На меня нападает запоздалый мандраж, я собираю всю волю в кулак. Переключатель в моей голове давным-давно сам вернулся в исходное состояние. Я больше не берсеркер, а среднестатистический придурок с набитой окровавленной мордой.
Это во мне говорит старая моя часть. Та, что не представляет себе жизни без тихих часов самобичевания и одиночества. Без оторванности и отчаяния. Старая часть сопротивляется попыткам бабочки летать. Гусенице приятней ползать среди травы, где ее не высмотрит даже шустрый воробей. Бабочка летает и ежесекундно рискует собственной шкурой.
Я слышу треск. Это моя жизнь расползается по швам.
Вернувшись, Света поит меня болеутоляющим, от которого моя голова идет кругом. Я лег на диван, наблюдая вращающуюся вокруг оси комнату. Ночь предстоит провести в лихорадке. Я ранен в самом настоящем бою, я пойму это позже, когда Генерал объяснит мне все до конца. Света хочет уйти, убедившись, что со мной нормально. Я держу ее за руку.
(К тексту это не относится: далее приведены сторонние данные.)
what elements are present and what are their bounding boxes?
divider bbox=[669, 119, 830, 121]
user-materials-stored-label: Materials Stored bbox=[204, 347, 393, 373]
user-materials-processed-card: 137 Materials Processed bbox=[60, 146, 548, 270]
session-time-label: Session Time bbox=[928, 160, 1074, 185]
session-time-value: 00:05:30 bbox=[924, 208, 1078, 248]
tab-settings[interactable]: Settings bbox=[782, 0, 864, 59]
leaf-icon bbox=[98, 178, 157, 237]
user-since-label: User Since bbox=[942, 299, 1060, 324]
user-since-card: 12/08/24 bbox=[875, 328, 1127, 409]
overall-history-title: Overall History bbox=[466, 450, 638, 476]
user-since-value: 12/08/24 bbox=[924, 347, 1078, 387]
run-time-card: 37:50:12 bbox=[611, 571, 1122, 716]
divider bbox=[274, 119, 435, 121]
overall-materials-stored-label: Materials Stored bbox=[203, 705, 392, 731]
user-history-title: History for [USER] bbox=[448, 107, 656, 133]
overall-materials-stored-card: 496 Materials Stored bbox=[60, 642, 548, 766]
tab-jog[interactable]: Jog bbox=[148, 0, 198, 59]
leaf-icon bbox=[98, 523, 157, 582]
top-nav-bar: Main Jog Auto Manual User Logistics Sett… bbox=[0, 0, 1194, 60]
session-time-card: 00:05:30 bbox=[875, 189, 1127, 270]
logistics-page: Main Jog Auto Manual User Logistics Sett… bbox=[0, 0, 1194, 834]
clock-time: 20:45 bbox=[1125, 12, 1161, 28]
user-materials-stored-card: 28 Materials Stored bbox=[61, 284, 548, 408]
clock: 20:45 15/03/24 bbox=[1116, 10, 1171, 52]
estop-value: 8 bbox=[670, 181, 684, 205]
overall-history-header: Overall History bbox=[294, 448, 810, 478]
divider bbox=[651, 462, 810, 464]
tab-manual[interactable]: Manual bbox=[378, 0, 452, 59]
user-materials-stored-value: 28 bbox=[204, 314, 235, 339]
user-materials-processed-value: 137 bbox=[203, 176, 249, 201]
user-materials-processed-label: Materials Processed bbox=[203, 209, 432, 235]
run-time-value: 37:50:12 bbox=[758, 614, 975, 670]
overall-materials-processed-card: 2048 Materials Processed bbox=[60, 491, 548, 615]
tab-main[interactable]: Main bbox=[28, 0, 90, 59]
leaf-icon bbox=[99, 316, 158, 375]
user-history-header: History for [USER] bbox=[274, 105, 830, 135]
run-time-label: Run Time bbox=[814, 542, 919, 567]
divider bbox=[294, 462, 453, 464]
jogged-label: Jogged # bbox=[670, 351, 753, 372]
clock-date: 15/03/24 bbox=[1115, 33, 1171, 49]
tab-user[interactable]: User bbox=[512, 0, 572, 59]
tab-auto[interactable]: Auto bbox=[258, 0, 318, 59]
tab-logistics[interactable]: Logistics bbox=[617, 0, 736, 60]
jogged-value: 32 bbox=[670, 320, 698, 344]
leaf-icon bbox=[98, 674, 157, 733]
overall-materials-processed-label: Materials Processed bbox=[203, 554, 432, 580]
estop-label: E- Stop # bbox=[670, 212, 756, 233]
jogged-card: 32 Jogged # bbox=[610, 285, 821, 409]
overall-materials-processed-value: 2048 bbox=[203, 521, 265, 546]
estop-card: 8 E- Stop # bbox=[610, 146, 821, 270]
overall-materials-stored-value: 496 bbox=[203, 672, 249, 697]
Мне надо с тобой поговорить. Рассказать обо всем.
Нет, она не понимает зачем.
Лекарство снижает мои умственные способности, боль прошла, однако наваливается усталость.
Приходится приложить максимум усилий, чтобы до Светы дошел смысл моих слов. Во мне нет таланта Генерала к проповедничеству. Я перескакиваю с одного на другое. У меня не хватает аргументации. Видимо, этот монолог напоминает бред горячечного больного. Что-то такое и было. Света внимательно слушала.
Она не верит.
В конце концов я умоляю о единственном — составить мне компанию.
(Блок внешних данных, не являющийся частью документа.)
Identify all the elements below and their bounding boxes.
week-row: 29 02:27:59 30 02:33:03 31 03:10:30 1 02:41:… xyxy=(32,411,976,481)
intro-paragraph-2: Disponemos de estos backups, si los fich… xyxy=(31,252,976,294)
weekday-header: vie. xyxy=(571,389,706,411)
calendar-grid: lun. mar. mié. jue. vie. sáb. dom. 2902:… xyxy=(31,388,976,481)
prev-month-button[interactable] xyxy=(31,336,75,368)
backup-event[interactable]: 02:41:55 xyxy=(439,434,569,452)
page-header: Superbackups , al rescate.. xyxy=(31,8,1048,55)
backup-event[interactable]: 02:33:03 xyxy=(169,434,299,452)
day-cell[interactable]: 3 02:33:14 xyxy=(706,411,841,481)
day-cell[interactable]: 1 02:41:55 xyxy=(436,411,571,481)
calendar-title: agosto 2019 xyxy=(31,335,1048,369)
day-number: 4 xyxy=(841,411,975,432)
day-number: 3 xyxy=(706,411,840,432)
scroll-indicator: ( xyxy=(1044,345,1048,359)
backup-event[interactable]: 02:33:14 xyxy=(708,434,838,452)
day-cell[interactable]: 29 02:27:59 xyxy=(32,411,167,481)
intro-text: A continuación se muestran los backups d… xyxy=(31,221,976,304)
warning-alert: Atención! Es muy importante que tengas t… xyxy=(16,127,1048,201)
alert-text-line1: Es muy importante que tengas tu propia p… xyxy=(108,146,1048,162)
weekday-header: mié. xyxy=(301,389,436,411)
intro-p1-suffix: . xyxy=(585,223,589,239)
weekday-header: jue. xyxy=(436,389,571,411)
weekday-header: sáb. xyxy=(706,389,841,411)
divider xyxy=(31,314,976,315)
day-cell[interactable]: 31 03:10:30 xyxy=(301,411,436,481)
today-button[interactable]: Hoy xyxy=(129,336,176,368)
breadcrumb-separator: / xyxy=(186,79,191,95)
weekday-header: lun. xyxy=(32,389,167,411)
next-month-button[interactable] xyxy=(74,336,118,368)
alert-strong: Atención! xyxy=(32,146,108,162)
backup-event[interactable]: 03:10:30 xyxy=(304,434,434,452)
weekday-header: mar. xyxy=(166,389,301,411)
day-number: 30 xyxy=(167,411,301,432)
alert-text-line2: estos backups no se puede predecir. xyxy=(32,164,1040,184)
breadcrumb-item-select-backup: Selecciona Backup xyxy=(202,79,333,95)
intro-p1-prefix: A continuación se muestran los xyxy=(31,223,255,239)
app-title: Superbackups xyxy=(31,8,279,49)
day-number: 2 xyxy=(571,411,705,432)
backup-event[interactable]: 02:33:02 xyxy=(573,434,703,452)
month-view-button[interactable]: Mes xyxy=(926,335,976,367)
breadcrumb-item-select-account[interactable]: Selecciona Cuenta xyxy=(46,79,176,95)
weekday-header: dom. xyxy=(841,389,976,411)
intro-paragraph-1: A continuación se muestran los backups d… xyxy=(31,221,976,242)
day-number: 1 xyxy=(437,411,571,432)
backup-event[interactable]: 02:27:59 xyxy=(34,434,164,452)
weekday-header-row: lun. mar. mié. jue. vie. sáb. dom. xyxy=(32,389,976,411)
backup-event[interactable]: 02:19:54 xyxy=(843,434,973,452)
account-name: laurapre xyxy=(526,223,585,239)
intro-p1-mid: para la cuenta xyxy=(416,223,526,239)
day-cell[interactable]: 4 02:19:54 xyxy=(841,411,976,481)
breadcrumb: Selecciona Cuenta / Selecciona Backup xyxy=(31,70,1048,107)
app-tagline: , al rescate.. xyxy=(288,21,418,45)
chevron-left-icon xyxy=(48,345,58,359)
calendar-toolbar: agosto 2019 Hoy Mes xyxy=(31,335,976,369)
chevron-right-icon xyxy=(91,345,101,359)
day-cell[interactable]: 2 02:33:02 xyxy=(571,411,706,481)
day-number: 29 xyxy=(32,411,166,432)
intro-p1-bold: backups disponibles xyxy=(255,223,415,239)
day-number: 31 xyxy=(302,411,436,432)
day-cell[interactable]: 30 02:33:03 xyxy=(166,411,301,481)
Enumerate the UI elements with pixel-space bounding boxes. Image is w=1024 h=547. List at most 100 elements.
Нет, это не укладывается у нее в голове.
Как ты пойдешь с таким лицом по городу, спрашивает она.
Я смеюсь.
Этажом ниже старуха выговаривает Свете, что та мешает ей спать и ходит по ночам как помешанная. Она даже не спрашивает, в чем причина. Любительнице сериалов плевать, у нее другая система координат, свой набор ценностей.
Рекса забралась под кровать и пытается уснуть. У собаки чуткий сон. Квартира Светы пропахла корвалолом, запах впитался в обои и шторы. По невидимым порам корвалол просачивается ко мне наверх. Я думаю, это предвестник скорого упадка. Молодая здоровая женщина не должна жить в таких условиях — рядом с покойницей, мечтающей о Латинской Америке.
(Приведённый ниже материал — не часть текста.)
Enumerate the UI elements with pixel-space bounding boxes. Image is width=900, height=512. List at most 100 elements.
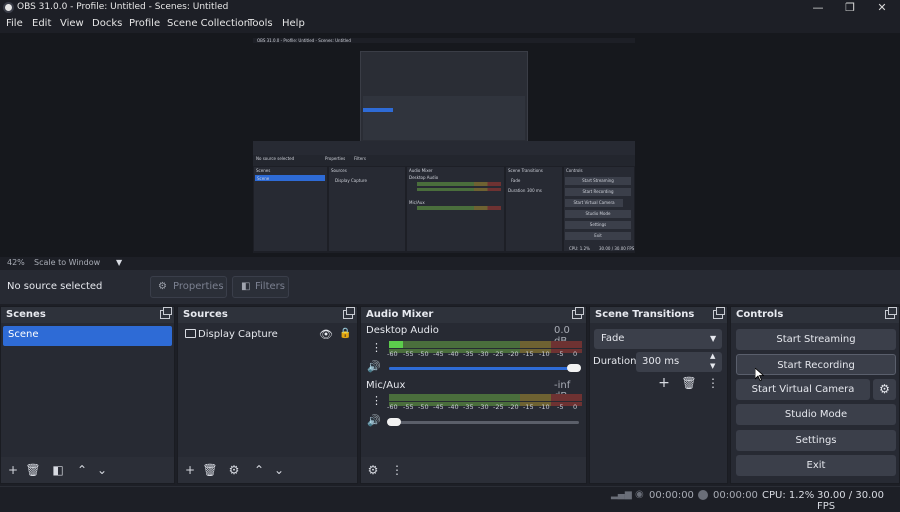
studio-mode-button[interactable]: Studio Mode: [736, 404, 896, 425]
spin-up-icon[interactable]: ▲: [710, 352, 715, 360]
volume-slider-fill: [389, 367, 579, 370]
restore-icon[interactable]: ❐: [840, 1, 860, 15]
spin-down-icon[interactable]: ▼: [710, 362, 715, 370]
gear-icon[interactable]: ⚙: [365, 462, 381, 478]
volume-slider-handle[interactable]: [567, 364, 581, 372]
signal-bars-icon: ▂▄▆: [611, 490, 632, 500]
sources-footer: + 🗑 ⚙ ⌃ ⌄: [178, 457, 357, 483]
arrow-down-icon[interactable]: ⌄: [271, 462, 287, 478]
duration-spinbox[interactable]: 300 ms ▲ ▼: [636, 352, 722, 372]
scale-mode-select[interactable]: Scale to Window: [34, 258, 100, 267]
exit-button[interactable]: Exit: [736, 455, 896, 476]
undock-icon[interactable]: [713, 307, 725, 319]
gear-icon[interactable]: ⚙: [226, 462, 242, 478]
nested-btn-exit: Exit: [565, 232, 631, 240]
mixer-title: Audio Mixer: [361, 307, 586, 323]
meter-ticks: -60 -55 -50 -45 -40 -35 -30 -25 -20 -15 …: [387, 403, 584, 411]
source-item[interactable]: Display Capture 👁 🔒: [180, 326, 355, 346]
stream-time: 00:00:00: [649, 490, 694, 501]
scene-item[interactable]: Scene: [3, 326, 172, 346]
menu-view[interactable]: View: [60, 18, 84, 29]
settings-button[interactable]: Settings: [736, 430, 896, 451]
trash-icon[interactable]: 🗑: [25, 462, 41, 478]
filters-label: Filters: [255, 281, 285, 292]
volume-slider[interactable]: [389, 421, 579, 424]
start-streaming-button[interactable]: Start Streaming: [736, 329, 896, 350]
duration-label: Duration: [593, 356, 637, 367]
menu-help[interactable]: Help: [282, 18, 305, 29]
scale-bar: 42% Scale to Window ▼: [0, 257, 900, 270]
add-icon[interactable]: +: [5, 462, 21, 478]
cpu-usage: CPU: 1.2%: [762, 490, 815, 501]
tick-label: -50: [418, 403, 429, 411]
volume-slider-handle[interactable]: [387, 418, 401, 426]
nested-properties: Properties: [325, 156, 346, 161]
nested-btn-recording: Start Recording: [565, 188, 631, 196]
add-icon[interactable]: +: [182, 462, 198, 478]
nested-no-source: No source selected: [256, 156, 295, 161]
close-icon[interactable]: ✕: [872, 1, 892, 15]
minimize-icon[interactable]: —: [808, 1, 828, 15]
filter-icon[interactable]: ◧: [50, 462, 66, 478]
arrow-up-icon[interactable]: ⌃: [74, 462, 90, 478]
menu-profile[interactable]: Profile: [129, 18, 160, 29]
sources-title: Sources: [178, 307, 357, 323]
scene-item-label: Scene: [8, 329, 39, 340]
tick-label: 0: [573, 350, 578, 358]
menu-bar: File Edit View Docks Profile Scene Colle…: [0, 16, 900, 33]
undock-icon[interactable]: [160, 307, 172, 319]
tick-label: -45: [433, 350, 444, 358]
eye-icon[interactable]: 👁: [319, 328, 333, 341]
add-icon[interactable]: +: [656, 375, 672, 391]
kebab-menu-icon[interactable]: ⋮: [371, 341, 382, 354]
start-virtual-camera-button[interactable]: Start Virtual Camera: [736, 379, 870, 400]
scene-transitions-dock: Scene Transitions Fade ▼ Duration 300 ms…: [589, 306, 728, 484]
duration-value: 300 ms: [642, 356, 680, 367]
level-meter: [389, 394, 582, 401]
menu-file[interactable]: File: [6, 18, 23, 29]
no-source-label: No source selected: [7, 281, 103, 292]
level-meter: [389, 341, 582, 348]
tick-label: -5: [557, 350, 564, 358]
trash-icon[interactable]: 🗑: [681, 375, 697, 391]
nested-scene-item: Scene: [257, 176, 270, 181]
menu-edit[interactable]: Edit: [32, 18, 51, 29]
kebab-menu-icon[interactable]: ⋮: [705, 375, 721, 391]
audio-mixer-dock: Audio Mixer Desktop Audio 0.0 dB ⋮ -60 -…: [360, 306, 587, 484]
chevron-down-icon[interactable]: ▼: [116, 258, 122, 267]
channel-name: Mic/Aux: [366, 380, 406, 391]
tick-label: -45: [433, 403, 444, 411]
tick-label: -55: [403, 350, 414, 358]
controls-title: Controls: [731, 307, 899, 323]
speaker-icon[interactable]: 🔊: [367, 360, 381, 373]
trash-icon[interactable]: 🗑: [202, 462, 218, 478]
nested-fps: 30.00 / 30.00 FPS: [599, 246, 635, 251]
scenes-title: Scenes: [1, 307, 174, 323]
tick-label: -5: [557, 403, 564, 411]
lock-icon[interactable]: 🔒: [339, 328, 351, 339]
undock-icon[interactable]: [885, 307, 897, 319]
nested-desktop-audio: Desktop Audio: [409, 175, 439, 180]
tick-label: -50: [418, 350, 429, 358]
tick-label: 0: [573, 403, 578, 411]
filters-button[interactable]: ◧ Filters: [232, 276, 289, 298]
arrow-down-icon[interactable]: ⌄: [94, 462, 110, 478]
scenes-footer: + 🗑 ◧ ⌃ ⌄: [1, 457, 174, 483]
record-icon: [698, 490, 708, 500]
virtual-camera-settings-button[interactable]: ⚙: [873, 379, 896, 400]
arrow-up-icon[interactable]: ⌃: [251, 462, 267, 478]
undock-icon[interactable]: [343, 307, 355, 319]
nested-duration: Duration: [508, 188, 526, 193]
menu-tools[interactable]: Tools: [248, 18, 273, 29]
controls-dock: Controls Start Streaming Start Recording…: [730, 306, 900, 484]
menu-scene-collection[interactable]: Scene Collection: [167, 18, 250, 29]
preview-area[interactable]: OBS 31.0.0 - Profile: Untitled - Scenes:…: [0, 33, 900, 257]
kebab-menu-icon[interactable]: ⋮: [371, 394, 382, 407]
properties-button[interactable]: ⚙ Properties: [150, 276, 227, 298]
transition-select[interactable]: Fade ▼: [594, 329, 722, 349]
speaker-icon[interactable]: 🔊: [367, 414, 381, 427]
menu-docks[interactable]: Docks: [92, 18, 122, 29]
kebab-menu-icon[interactable]: ⋮: [389, 462, 405, 478]
undock-icon[interactable]: [572, 307, 584, 319]
tick-label: -25: [493, 350, 504, 358]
Я лежу на своей кровати, одурманенный лошадиной дозой обезболивающего. Больше всего у меня болят кулаки. На костяшках кусочки пластыря, суставы опухли, стали синими. Единственные приятные мысли — о том, что черным досталось сильнее, чем мне, а ведь я был один. У меня целы зубы. Мой кулак разбил чьи-то передние резцы, значит, расквасил и губы врага. Ему должно быть во сто крат больнее.
Сон не приходит. И меня бесит бездействие.
Я пропускаю через себя время, пытаюсь прочувствовать его субстанцию. Оно холодное и липкое, словно железо на морозе. Не прикасайся языком, иначе лишишься его куска.